À peine un jour plus tard, un troisième juge, Flávio Dino — ancien ministre sous le gouvernement Lula — a annulé la décision de Mendonça et rétabli Rodrigues dans ses fonctions. Fachin a immédiatement suspendu ces deux décisions simultanément et accordé à Rodrigues un délai de 48 heures pour fournir des informations avant de statuer sur son sort. Selon des sources au sein de la Cour suprême citées par l'Agence France-Presse, l'affaire Master est un dossier « toxique », et la police soupçonne le banquier d'avoir « dispersé des fonds dans toutes les directions pour s'assurer des faveurs ultérieures ». Vorcaro lui-même s'était vanté, avant son arrestation, d'avoir « des amis dans toutes les branches du gouvernement ».

Flávio Bolsonaro n'a pas non plus réussi à rester en dehors de ce scandale. Des informations révélées indiquent que Vorcaro a transféré plusieurs millions de dollars à un intermédiaire à la demande de ce sénateur. Flávio a prétendu que les fonds servaient au tournage d'un film sur son père. L'adversaire du président de gauche sortant Lula n'est autre que ce sénateur empêtré dans des soupçons de liens financiers. Selon l'Agence France-Presse, Lula a déclaré le 9 sur le réseau social X que cette affaire exigeait « plus de transparence » et a exigé la cessation des « fuites ciblées qui influencent l'élection ». Il a écrit : « Peu importe qui est touché, peu importe qui est blessé, il est urgent de lever totalement la confidentialité de toutes les enquêtes liées à l'affaire Master. Le Brésil doit connaître la vérité. »
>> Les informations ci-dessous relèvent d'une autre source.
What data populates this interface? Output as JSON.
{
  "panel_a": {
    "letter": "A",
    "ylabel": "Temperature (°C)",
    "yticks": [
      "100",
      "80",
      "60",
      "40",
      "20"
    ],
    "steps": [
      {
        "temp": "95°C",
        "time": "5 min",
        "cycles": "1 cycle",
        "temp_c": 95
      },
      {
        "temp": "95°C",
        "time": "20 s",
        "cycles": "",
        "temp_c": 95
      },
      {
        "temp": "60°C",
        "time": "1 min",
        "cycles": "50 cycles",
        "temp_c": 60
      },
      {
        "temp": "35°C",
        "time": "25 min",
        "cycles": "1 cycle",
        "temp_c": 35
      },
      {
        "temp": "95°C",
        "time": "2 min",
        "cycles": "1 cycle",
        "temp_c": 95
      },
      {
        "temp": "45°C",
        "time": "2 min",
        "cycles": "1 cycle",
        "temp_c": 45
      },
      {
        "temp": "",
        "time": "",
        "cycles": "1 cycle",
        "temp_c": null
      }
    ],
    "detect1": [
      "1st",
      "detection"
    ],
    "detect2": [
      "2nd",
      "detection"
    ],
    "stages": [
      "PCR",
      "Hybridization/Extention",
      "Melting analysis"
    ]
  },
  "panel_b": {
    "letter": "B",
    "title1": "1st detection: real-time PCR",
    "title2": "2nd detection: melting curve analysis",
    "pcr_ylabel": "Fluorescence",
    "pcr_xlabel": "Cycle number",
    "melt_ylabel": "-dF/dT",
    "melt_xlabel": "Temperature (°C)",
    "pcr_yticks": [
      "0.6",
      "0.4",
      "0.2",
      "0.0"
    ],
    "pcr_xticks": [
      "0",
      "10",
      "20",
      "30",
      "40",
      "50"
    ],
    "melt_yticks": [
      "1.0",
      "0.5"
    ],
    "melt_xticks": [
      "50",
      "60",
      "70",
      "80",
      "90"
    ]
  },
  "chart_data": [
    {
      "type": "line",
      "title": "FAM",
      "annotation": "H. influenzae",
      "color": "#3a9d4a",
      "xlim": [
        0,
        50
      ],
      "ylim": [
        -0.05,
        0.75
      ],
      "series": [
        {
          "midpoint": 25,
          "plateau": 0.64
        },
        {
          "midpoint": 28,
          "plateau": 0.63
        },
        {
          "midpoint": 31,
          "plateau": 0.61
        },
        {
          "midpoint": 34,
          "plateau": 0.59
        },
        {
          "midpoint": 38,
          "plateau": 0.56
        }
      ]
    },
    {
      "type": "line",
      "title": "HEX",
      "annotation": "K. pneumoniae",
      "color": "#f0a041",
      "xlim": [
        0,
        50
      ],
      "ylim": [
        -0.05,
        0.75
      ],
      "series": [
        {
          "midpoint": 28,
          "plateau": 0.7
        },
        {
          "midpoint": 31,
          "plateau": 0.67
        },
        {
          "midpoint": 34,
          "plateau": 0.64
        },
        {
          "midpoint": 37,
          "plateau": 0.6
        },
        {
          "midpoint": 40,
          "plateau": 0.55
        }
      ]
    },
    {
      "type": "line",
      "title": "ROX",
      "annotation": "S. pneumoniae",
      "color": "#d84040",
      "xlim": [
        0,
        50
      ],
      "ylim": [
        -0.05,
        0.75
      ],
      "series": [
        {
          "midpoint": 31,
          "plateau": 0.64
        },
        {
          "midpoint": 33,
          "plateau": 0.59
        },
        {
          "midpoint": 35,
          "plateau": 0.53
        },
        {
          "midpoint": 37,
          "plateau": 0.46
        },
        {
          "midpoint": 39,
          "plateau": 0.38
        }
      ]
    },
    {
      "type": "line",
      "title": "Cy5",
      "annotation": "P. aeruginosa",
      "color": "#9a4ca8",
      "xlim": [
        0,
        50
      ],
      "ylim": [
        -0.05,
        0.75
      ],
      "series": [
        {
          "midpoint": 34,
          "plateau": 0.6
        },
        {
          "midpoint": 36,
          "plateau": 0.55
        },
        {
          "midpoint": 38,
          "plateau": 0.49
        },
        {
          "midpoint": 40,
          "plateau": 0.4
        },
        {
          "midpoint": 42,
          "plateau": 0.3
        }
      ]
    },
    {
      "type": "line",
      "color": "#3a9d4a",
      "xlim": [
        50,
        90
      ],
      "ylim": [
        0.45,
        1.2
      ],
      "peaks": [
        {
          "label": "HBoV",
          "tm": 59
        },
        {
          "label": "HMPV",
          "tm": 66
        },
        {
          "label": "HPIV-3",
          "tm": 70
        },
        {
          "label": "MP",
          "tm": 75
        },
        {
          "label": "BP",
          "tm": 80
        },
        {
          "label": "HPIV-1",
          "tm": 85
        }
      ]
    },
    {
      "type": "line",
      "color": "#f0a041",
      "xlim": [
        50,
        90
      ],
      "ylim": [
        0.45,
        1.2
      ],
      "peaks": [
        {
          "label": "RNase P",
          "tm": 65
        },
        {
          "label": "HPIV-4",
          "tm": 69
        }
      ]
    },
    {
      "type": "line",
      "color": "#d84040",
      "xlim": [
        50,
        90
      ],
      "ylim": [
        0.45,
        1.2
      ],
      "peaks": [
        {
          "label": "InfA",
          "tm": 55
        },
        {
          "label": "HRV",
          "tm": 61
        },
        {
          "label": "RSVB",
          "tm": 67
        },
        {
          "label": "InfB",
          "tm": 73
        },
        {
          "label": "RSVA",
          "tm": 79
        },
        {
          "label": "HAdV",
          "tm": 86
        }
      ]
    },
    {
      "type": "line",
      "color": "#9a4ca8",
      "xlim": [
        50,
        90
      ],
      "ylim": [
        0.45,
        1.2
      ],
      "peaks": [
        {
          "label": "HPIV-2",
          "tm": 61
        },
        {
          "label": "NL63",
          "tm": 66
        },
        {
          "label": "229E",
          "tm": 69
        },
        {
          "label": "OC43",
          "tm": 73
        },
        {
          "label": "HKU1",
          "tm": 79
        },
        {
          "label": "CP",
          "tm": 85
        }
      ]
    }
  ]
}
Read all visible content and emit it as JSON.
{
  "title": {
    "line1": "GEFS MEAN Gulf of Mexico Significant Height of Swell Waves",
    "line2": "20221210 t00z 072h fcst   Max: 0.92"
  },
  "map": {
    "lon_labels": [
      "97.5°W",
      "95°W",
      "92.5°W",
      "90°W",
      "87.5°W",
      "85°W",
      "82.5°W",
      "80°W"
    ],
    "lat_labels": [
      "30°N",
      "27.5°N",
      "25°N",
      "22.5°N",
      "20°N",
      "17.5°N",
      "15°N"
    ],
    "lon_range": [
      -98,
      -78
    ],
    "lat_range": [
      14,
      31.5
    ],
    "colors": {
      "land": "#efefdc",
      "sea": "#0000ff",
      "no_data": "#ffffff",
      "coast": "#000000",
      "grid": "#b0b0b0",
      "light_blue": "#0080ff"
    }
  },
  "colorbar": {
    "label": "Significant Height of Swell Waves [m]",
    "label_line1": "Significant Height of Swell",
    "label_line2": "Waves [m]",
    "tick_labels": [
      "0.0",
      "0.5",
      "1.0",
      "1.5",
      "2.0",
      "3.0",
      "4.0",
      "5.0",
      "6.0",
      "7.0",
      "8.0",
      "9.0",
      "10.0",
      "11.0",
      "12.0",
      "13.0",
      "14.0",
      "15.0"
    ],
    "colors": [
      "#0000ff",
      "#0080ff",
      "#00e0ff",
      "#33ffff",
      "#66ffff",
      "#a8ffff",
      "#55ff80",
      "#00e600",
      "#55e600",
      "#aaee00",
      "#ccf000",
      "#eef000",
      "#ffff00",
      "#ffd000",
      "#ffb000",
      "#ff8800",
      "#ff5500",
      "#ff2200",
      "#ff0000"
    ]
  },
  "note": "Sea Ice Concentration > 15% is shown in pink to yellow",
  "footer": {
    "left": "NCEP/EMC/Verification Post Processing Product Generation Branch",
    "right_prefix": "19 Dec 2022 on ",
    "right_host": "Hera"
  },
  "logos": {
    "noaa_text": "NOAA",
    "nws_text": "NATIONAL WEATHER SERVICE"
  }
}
Cette guerre ouverte a provoqué une vive inquiétude dans le monde des affaires brésilien. Selon l'Agence France-Presse, quelque trois mille organisations commerciales ont publié le 9 une déclaration commune avertissant que le pays fait face à une « crise institutionnelle extrêmement grave ». Le texte souligne : « Si la légitimité des juges est remise en cause, tout devient incertain : la sécurité juridique, la confiance dans les institutions, et même la paix sociale. »

L'ancien président Jair Bolsonaro, condamné pour avoir tenté de s'accrocher au pouvoir après l'élection de 2022, purge actuellement une peine de 27 ans de prison. Il est un allié du président américain Trump, et la vague d'attaques visant ce magistrat a formé une résonance transnationale — les fissures internes de la plus haute juridiction brésilienne s'inscrivent désormais de plus en plus profondément dans une configuration où les politics d'extrême droite d'Amérique latine et des États-Unis s'imbriquent mutuellement.